Irish abuse survivor — a term many prefer to be known by — Marie Collins recently resigned from the Pontifical Commission for the Protection of Minors. British abuse survivor Peter Saunders stepped down from the commission a year ago, and has called for more urgent action to tackle perpetrators of these “vile crimes.”
But a commission statement vowed that victims of clerical abuse should have a voice in the future.
“Commission members have unanimously agreed to find new ways to ensure its work is shaped and informed with, and by, victims/survivors,” read a statement released after concluding a meeting in Rome on March 26.
Collins, who was sexually abused by a priest at age 13, resigned on March 1, citing what she called “shameful” resistance to commission proposals from the Vatican’s powerful doctrinal office, which is responsible for pursuing cases against abusive priests and bishops.
Saunders stepped aside after publicly calling for Australian Cardinal George Pell to be dismissed, after news reports surfaced that he had protected pedophile priests in Australia. Pell serves as the Vatican’s finance chief.
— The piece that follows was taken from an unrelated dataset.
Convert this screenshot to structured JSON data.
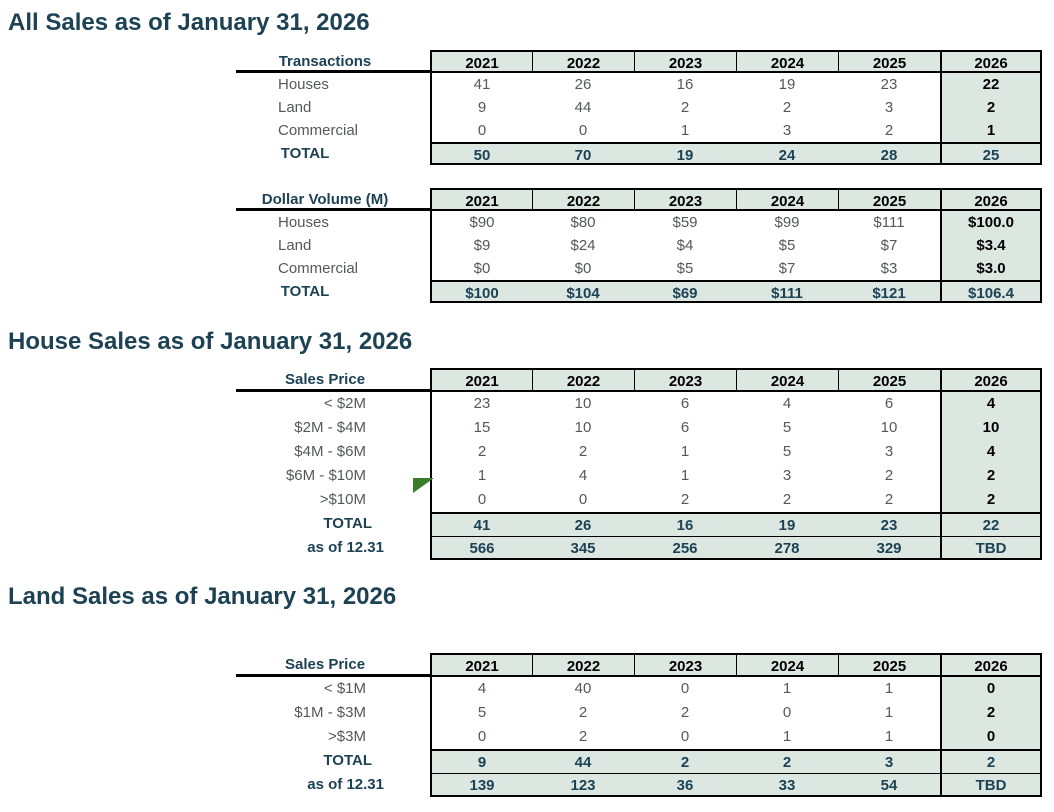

Asked if the panel would include survivors in the future, Boston Cardinal Sean O’Malley told the online Catholic service Crux on March 27: “We’re grappling with that right now as a commission. Perhaps having survivors who were known as survivors was part of the reason they got so much attention.”
Saunders, who was abused as a child by two Jesuit priests and the head of a Catholic primary school, established the National Association for People Abused in Childhood 16 years ago in the United Kingdom. He said there was a need for more urgent action to protect children at risk.
“Many people contact me to ask if the pope is serious,” Saunders told Religion News Service on March 27. “We know there are many priests in place who should be moved.
“Cardinal Gerhard Muller from the Congregation for the Doctrine of the Faith said it was up to local dioceses, but the reality is they are not doing enough. Globally it is still a big challenge, and there is a reluctance of local bishops to act.”
In its statement on March 26, the commission expressed support for Collins, and individual members told the media they endorsed her criticism of the doctrine office.
“I fully support Marie Collins’ statement,” said Baroness Sheila Hollins, a U.K. psychiatrist and child abuse expert.
Hollins also said that the commission was listening to survivors, and would not be rushed into appointing a survivor to the panel.
“Sometimes these survivors contribute to our work without being identified,” she said. “The pressure of being identified is sometimes unbearable.”